More physicians are opting to receive abortion care training, although they seldom move to areas most in need of additional abortion providers, Reuters reports.
According to Reuters, the recent "surg[e]" in the number of providers seeking abortion care training comes amid widespread clinic closures throughout the United States. The Guttmacher Institute reports that the number of abortion clinics has declined by nearly 40 percent since reaching a high in 1982.
Increased demand for training programs
Driven by strong demand from medical residents, two training programs for abortion care have reported significant expansion over the last few years, Reuters reports. Together, the two programs each year train more than 1,000 physicians and medical students in reproductive health services, including contraception and abortion care.
Uta Landy -- founder of one of the programs, the Kenneth J. Ryan Residency Training Program -- said new abortion restrictions are driving interest in abortion care training. Landy noted, "The more controversy there is, the more motivation, commitment and passion grows and responds."
According to Reuters, the Ryan program aims to establish and bolster abortion care training at U.S. OB-GYN residency programs, which despite requirements to provide abortion care training, do not universally do so. Since the Ryan program began in 1999, it has helped establish and expand abortion and family planning training at 85 teaching hospitals, 31 of which joined the program since 2010. The program is part of the Bixby Center for Global Reproductive Health at the University of California-San Francisco.
The second group, Medical Students for Choice, founded by a student at UC-San Francisco in 1993, now has 185 chapters and an annual budget of $1.4 million. In 2015, 137 medical students and residents accessed abortion training through the program, a more than twofold increase compared with the number of students and residents trained through the program in 2010. This year, 321 individuals have applied to the two- and three-day programs at Medical Students for Choice's Abortion Training Institute, up from the 228 applications submitted in all of 2015.
Lois Backus, executive director of Medical Students for Choice, said medical students who overcome obstacles to undergo abortion care training are heroes who "deserve the gratitude and admiration of all of us for their willingness to meet all the needs of their patients."
Access issues remain
Despite the increase in abortion care training, many physicians chose to work close to where they trained rather than in regions facing an abortion provider scarcity under multiple abortion restrictions. Sarah Prager, a professor at the University of Washington Medical School, noted, "I don't think we have a provider shortage anymore ... What we have is a distribution problem. We have a lot of providers in some of our city centers, but in rural areas there are very few people willing or able to provide care."

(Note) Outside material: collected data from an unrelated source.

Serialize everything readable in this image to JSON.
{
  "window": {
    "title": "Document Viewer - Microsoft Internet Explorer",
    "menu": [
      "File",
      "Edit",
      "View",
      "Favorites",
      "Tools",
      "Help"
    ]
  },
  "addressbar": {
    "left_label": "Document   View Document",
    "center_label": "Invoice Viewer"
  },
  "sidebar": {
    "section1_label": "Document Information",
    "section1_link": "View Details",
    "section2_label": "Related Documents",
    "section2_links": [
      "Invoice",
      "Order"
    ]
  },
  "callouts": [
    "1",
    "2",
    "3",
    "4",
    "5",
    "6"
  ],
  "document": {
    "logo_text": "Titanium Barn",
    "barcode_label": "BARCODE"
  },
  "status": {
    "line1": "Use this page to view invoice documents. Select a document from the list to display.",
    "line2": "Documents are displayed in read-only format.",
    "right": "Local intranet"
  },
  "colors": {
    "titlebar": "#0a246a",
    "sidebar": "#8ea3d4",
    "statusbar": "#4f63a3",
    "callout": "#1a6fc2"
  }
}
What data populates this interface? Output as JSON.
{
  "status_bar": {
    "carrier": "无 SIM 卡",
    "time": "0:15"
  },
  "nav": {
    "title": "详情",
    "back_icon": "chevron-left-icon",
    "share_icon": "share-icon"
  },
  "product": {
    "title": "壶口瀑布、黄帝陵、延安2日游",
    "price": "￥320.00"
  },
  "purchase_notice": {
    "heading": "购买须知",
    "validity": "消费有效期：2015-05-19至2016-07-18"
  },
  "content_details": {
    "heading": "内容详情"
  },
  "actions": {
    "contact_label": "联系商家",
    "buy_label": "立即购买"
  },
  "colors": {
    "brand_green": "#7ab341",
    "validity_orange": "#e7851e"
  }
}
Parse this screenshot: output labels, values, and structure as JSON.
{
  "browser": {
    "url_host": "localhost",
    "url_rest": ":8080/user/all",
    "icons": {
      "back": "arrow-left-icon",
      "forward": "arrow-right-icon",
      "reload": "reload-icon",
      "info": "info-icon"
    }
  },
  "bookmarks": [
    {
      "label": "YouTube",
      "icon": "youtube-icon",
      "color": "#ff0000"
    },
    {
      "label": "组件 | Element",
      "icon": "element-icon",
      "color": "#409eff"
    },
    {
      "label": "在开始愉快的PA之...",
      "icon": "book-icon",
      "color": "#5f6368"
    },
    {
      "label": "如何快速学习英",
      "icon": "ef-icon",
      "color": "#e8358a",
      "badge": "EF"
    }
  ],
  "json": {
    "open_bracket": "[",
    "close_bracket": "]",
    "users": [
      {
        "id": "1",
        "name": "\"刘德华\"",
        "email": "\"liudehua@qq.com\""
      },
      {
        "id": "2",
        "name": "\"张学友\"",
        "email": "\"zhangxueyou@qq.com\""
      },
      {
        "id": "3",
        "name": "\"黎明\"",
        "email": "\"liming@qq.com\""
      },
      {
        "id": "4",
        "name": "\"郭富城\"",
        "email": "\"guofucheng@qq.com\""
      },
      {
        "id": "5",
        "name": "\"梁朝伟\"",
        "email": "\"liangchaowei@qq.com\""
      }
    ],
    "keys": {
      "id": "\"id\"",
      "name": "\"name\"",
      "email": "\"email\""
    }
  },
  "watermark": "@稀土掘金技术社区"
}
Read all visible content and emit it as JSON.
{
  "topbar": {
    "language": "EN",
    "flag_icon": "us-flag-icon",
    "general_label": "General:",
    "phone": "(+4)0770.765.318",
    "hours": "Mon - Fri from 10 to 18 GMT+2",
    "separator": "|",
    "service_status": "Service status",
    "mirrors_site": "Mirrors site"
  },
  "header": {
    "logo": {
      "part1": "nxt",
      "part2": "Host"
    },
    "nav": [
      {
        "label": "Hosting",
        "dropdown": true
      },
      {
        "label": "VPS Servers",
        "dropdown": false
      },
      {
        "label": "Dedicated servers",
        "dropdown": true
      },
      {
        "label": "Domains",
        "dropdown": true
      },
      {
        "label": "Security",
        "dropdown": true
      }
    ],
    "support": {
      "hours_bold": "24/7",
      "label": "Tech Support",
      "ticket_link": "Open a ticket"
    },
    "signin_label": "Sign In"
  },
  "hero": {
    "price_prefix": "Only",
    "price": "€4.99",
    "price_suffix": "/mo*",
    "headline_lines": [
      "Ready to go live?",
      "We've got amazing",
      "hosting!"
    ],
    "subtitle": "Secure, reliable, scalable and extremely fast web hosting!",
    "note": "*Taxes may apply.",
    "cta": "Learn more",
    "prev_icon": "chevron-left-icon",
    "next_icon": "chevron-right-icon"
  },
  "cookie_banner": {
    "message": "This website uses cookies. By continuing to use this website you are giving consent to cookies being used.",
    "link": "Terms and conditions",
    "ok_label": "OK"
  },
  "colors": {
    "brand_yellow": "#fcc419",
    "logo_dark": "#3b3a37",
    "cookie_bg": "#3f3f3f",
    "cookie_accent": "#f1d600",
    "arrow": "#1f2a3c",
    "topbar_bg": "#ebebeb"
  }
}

For example, Texas, where an omnibus antiabortion-rights law (HB 2) took effect in 2013, "is emblematic of areas of scarcity," Reuters reports. The number of abortion clinics in the state dropped dramatically after the law took effect, with more than half the clinics in the state closing. A recent study found that wait times for abortion care in the state increased, stretching to 23 days. Further, some women have to travel more than 250 miles for abortion care. According to Reuters, the Supreme Court currently is considering a challenge to parts of the law.
In response to this regional scarcity, some physicians are traveling to provide abortion care to women in areas where it is hard to access. For example, Bhavik Kumar, who attended medical school in Texas but completed Ryan residency training in New York, travels more than 2,000 miles per month to provide abortion care to women in San Antonio and Fort Worth. Kumar noted that he had to attend the Ryan residency program in New York because the medical school he attended in Texas did not offer abortion care training.
Kumar said, "Rights are being taken away from not just patients but us [providers] as well." He added, "A lot of us are angry. We're trying to get back what the opposition has taken."
Separately, Lori Carpentier, who operates Planned Parenthood clinics in Michigan, said, "There is a new generation of activist doctors," adding, "They choose to do terminations of pregnancies because it is a deeply held and passionate belief that women should have access to care" (Mincer, Reuters, 4/11).